Set up and use the the deployment scripts locally

While deploys generally go through our GitHub Actions workflow, sometimes you need to deploy from your laptop - primarily when testing changes on staging or actively fixing an outage. This isn’t ideal, but this is where we are now.

Our deployment scripts live in the deployer/ of this repository, and can deploy one or more hubs to our clusters.

Setting up local environment

  1. Create a virtual environment for use with this repository

    python3 -m venv .
    source bin/activate
    

    You can also use conda if you prefer instead.

  2. Install python packages required by our deployment script

    pip install -r requirements.txt
    
  3. Install the Google Cloud SDK so our scripts can authenticate to Google Cloud Platform for access to our secret keys. Note that we use Google Cloud Platform (with sops secure secrets stored in this repository - so you would need the google cloud sdk regardless of the final location of the hub itself.

  4. Authenticate to Google Cloud Platform! First, you should run gcloud auth login and follow the prompts - this authenticates your gcloud commandline tool. Next, you should run gcloud auth application-default login, and follow the prompts - this authenticates you to any tools that want to authenticate to Google Cloud on your behalf - including our deploy scripts! See Application Default Credentials for more information.

  5. We use sops for secret management. We use sops with Google KMS key to automatically encrypt/decrypt files when needed. So access to the KMS key grants access to the secrets. Setting up the application default login in step 4 means sops can use that to decrypt the secrets when necessary. The key currently in use is in the two-eye-two-see GCP project, so you must already have access to it to decrypt the files

    You can test it by running sops config/secrets.yaml, and checking if your $EDITOR pops up with the decrypted contents of the secret file.

Doing a deploy

  1. Make the config change you want to deploy.

  2. Deploy just a single hub:

    python3 deployer deploy <cluster-name> <hub-name>
    

    The script will look for a hub named <hub-name> in the cluster config defined at config/hubs/<cluster-name>.cluster.yaml.

  3. You can deploy to all hubs on a given cluster by omitting the hub name.

    python3 deployer deploy <cluster-name>
    

Note

You should mostly use the staging hub in the 2i2c cluster for testing.

Hub health test

After each deployment, the deployer will run health checks on the hub before proceeding. If an entire cluster is being deployed, one failing health check will stop all further deployments.

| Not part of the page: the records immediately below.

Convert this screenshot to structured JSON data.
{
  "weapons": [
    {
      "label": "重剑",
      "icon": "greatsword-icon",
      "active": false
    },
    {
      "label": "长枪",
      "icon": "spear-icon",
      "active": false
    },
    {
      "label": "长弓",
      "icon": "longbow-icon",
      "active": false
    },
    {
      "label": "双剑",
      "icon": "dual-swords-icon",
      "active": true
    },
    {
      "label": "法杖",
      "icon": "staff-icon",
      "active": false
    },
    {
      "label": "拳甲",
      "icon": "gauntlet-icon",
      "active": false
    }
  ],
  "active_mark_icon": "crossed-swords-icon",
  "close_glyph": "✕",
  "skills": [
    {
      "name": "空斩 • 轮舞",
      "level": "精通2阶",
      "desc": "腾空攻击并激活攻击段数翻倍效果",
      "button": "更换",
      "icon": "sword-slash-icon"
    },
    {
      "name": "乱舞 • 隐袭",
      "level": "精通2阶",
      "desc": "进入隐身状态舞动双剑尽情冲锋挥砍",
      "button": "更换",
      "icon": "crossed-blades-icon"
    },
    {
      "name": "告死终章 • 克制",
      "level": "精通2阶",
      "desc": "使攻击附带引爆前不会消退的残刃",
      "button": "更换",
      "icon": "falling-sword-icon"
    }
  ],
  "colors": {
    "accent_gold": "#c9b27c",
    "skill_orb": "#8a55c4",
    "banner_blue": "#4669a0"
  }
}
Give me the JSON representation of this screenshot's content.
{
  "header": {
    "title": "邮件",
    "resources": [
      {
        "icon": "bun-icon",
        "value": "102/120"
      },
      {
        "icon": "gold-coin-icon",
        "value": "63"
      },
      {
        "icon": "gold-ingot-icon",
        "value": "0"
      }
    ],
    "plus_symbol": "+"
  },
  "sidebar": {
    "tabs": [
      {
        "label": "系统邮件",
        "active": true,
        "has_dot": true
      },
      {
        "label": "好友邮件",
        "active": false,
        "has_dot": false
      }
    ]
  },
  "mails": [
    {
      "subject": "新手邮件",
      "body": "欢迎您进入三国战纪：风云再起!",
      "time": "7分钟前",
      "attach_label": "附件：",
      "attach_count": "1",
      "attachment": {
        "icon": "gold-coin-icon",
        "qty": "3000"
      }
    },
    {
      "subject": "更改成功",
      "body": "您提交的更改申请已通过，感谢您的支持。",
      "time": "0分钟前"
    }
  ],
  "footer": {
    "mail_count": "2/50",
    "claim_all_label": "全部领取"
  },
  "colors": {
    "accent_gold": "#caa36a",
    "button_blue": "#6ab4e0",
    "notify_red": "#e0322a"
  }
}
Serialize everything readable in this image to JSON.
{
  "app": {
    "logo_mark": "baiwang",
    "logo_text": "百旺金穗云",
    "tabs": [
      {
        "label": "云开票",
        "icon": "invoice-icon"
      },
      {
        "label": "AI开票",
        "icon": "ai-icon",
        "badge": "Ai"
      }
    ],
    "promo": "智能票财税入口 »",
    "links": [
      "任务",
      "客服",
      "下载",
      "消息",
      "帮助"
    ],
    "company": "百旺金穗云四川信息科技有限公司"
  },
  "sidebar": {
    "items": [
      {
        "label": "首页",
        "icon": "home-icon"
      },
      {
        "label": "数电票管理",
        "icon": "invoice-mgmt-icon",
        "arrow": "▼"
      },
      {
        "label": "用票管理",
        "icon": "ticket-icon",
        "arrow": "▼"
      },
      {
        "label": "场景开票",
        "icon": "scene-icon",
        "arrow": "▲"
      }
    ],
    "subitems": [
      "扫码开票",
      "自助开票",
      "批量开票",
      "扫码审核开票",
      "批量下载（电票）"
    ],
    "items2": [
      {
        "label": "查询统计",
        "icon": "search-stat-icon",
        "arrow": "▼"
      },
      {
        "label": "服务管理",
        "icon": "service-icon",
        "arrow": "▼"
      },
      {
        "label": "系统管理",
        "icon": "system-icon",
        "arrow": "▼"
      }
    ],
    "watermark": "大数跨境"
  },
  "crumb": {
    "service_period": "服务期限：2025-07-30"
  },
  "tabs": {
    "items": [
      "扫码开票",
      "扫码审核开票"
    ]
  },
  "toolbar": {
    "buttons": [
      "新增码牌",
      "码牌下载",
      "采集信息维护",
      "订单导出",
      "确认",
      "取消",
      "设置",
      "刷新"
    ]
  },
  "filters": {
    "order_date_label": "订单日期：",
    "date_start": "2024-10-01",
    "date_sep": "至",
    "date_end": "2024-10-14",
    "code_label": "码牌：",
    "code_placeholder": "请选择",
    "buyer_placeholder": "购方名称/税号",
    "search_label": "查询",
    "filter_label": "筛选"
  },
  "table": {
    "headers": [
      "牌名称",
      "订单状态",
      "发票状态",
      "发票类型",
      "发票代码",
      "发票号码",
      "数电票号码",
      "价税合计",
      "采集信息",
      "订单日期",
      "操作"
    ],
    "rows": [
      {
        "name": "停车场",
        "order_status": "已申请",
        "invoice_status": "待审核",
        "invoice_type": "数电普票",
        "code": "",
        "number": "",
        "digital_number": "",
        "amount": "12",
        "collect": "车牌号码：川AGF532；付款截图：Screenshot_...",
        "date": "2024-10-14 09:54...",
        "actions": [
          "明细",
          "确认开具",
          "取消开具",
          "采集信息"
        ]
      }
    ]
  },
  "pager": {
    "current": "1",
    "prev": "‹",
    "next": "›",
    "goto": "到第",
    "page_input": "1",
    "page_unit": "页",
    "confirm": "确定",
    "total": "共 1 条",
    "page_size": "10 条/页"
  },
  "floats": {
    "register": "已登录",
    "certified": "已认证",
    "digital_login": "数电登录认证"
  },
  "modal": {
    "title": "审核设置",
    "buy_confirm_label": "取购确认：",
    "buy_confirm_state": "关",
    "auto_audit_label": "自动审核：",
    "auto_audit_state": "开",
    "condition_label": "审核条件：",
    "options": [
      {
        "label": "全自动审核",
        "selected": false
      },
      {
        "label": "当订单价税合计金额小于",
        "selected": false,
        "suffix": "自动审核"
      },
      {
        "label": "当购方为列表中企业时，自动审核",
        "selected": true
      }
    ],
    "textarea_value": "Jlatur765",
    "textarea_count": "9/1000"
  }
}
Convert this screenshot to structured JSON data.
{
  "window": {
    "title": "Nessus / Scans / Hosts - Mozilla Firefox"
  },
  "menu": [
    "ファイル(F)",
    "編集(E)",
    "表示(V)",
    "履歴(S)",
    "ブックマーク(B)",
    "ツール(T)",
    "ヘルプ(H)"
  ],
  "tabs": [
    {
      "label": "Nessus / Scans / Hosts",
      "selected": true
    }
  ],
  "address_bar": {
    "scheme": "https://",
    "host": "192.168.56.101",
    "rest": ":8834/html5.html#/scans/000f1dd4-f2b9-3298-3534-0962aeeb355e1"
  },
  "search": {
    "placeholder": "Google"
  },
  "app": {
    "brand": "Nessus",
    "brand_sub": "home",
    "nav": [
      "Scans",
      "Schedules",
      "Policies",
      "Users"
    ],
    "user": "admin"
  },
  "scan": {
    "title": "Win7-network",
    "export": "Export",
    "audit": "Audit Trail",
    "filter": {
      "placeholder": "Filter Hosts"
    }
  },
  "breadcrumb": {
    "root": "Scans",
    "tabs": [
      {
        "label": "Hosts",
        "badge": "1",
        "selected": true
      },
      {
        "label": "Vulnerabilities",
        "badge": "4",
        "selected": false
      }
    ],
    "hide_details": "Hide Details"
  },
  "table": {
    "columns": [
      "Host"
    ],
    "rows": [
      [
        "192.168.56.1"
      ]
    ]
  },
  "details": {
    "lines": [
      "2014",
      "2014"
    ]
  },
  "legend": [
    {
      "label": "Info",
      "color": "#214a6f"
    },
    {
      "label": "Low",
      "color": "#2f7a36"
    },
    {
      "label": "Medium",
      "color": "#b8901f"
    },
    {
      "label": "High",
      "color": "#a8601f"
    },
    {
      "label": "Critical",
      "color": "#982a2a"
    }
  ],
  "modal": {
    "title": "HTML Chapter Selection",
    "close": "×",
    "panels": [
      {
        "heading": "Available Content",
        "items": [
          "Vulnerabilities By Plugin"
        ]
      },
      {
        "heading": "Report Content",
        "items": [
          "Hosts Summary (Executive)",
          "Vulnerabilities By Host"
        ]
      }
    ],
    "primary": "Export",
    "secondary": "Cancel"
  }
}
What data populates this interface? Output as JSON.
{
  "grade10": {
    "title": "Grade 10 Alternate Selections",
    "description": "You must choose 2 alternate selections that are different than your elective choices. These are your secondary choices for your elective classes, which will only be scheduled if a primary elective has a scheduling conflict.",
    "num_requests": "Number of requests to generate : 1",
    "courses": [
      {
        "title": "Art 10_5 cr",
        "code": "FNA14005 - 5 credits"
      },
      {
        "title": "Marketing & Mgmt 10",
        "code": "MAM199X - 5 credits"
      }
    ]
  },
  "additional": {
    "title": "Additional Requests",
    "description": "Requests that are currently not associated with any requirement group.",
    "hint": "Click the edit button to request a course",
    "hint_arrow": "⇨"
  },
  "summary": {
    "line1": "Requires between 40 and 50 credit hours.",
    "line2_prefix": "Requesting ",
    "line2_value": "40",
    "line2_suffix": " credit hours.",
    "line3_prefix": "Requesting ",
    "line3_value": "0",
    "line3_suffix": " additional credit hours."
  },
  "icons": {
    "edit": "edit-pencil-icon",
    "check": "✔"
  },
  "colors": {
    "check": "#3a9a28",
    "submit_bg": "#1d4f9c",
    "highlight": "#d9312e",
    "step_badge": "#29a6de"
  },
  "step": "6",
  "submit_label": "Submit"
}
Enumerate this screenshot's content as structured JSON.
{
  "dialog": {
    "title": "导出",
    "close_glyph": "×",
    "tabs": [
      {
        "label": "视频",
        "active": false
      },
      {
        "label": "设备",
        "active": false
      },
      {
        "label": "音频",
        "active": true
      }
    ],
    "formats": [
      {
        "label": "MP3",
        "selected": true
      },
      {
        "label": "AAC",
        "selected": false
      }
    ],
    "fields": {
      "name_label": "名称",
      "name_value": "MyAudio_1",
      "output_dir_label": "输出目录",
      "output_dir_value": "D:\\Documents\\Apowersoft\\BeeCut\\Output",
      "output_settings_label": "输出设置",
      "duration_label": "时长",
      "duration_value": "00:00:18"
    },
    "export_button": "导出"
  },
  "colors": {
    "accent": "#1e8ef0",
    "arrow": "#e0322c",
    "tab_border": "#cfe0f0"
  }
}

There are two types of test notebooks are ran on the hub, based on it’s type:

  • dask specific notebooks - are ran on the the daskhub hubs

  • simple notebooks - are ran on all the other types of hubs

This test, creates a new hub user called deployment-service-check, starts a server for them, and runs the test notebooks. It checks that the notebook runs to completion and the output cells have the expected value.

  • If the health check passes, then the user’s server is stopped and deleted.

  • If the health check fails, then their user server will be left running, but

  • it will get deleted together with the user in the next iteration.